Plainly the District Court judge excluded the father from the courtroom during the girl’s testimony because of a belief that the father’s presence would hinder the girl in telling her story candidly and would needlessly subject her to considerable added embarrassment and trauma. Both of .those concerns are explicitly recognized in M.R.Evid. 611(a)(1) and (3) to be valid grounds for the court’s exercise of control over the presentation of evidence. That the judge was justified in taking steps to facilitate the girl’s testimony is abundantly clear from the record. Jo-Nell had considerable difficulty in bringing herself to testify against her father, for whom she obviously felt a great deal of emotional attachment. It was only after two and a half years of abuse by her father that the girl told anyone of her sexual relations with him, and even then the full story came out, in bits and pieces, only when she was no longer living with him. She testified that if she were to return home with him, she would be unable to resist his sexual advances.

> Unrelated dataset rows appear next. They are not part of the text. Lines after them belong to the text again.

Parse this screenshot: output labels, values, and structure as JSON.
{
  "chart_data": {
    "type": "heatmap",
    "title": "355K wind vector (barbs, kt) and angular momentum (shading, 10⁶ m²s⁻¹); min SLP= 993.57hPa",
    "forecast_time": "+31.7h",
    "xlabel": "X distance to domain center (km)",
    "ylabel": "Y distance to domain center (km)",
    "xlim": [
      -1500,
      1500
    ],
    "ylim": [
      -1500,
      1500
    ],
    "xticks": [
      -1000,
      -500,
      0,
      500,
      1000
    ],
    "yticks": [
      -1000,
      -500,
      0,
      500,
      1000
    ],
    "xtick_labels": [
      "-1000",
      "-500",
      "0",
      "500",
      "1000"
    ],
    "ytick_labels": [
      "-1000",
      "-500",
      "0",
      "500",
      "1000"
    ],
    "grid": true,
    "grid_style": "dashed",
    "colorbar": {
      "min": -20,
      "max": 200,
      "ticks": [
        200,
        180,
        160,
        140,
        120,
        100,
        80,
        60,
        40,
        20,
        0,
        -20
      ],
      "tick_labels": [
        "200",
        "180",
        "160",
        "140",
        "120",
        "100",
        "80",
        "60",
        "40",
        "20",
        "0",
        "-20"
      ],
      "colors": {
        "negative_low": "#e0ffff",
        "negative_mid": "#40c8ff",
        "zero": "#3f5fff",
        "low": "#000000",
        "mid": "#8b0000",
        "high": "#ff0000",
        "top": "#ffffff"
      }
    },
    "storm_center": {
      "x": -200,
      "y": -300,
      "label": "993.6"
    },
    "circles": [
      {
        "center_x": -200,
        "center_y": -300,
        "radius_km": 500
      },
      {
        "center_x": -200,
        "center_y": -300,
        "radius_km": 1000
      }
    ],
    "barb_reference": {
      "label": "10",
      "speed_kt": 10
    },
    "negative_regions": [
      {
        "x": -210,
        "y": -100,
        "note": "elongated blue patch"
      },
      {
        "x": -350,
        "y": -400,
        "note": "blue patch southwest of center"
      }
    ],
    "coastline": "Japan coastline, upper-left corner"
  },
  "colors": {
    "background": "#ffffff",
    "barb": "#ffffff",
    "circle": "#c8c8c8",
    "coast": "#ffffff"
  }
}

In those circumstances the District Court judge could reasonably conclude that having her father present in the courtroom during her testimony would be a considerable, if not an insurmountable, impediment to her testifying. The judge cannot be faulted for adopting a procedure that was designed to minimize emotional damage and trauma to the girl, and particularly so in the extremely delicate circumstances of this case.

The manner in which the District Court judge in this case exercised his discretion was well-tailored to protect the interests of the father, as well as to make the girl's court appearance as little of an ordeal for her as possible. By allowing the father’s attorney to question Jo-Nell without any restriction beyond the usual rules of evidence, the trial court made sure that any legitimate interest of the father would be vigorously represented and that the girl’s story would be fully tested in the adversary process. Any added benefit or satisfaction the father might have gained from being present in the courtroom for his daughter’s testimony is far outweighed by the harm it might have done, both to the girl and to the court in its truth-seeking function.

The father had no right to insist on presenting the daughter as his witness so as to lead off in examining her on direct. Rule 611(a) contemplates judicial control over just such questions of “order of interrogating witnesses,” and the judge gave the father’s attorney full opportunity to question the girl. Nothing prevented the father’s attorney from consulting with him before finishing the girl’s cross-examination, or from calling other witnesses to rebut her testimony. The father fails to show any prejudice to him whatever from the control the District Court exercised over the presentation of Jo-Nell’s testimony.

We can find no basic unfairness in the procedure used in this case. That procedure fell well within the compass of the due process of law guaranteed to the father by both the Maine and the United States Constitutions.

Accordingly, the entry is:

Judgment affirmed.

All concurring. 
      
      . 22 M.R.S.A. § 4007(2) (Supp.1984-1985) provides in full:
      
        The court may interview a child witness in chambers, with only the guardian ad litem and counsel present, provided that the statements made are a matter of record. The court may admit and consider oral or written evidence of out-of-court statements made by a child, and may rely on that evidence to the extent of its probative value.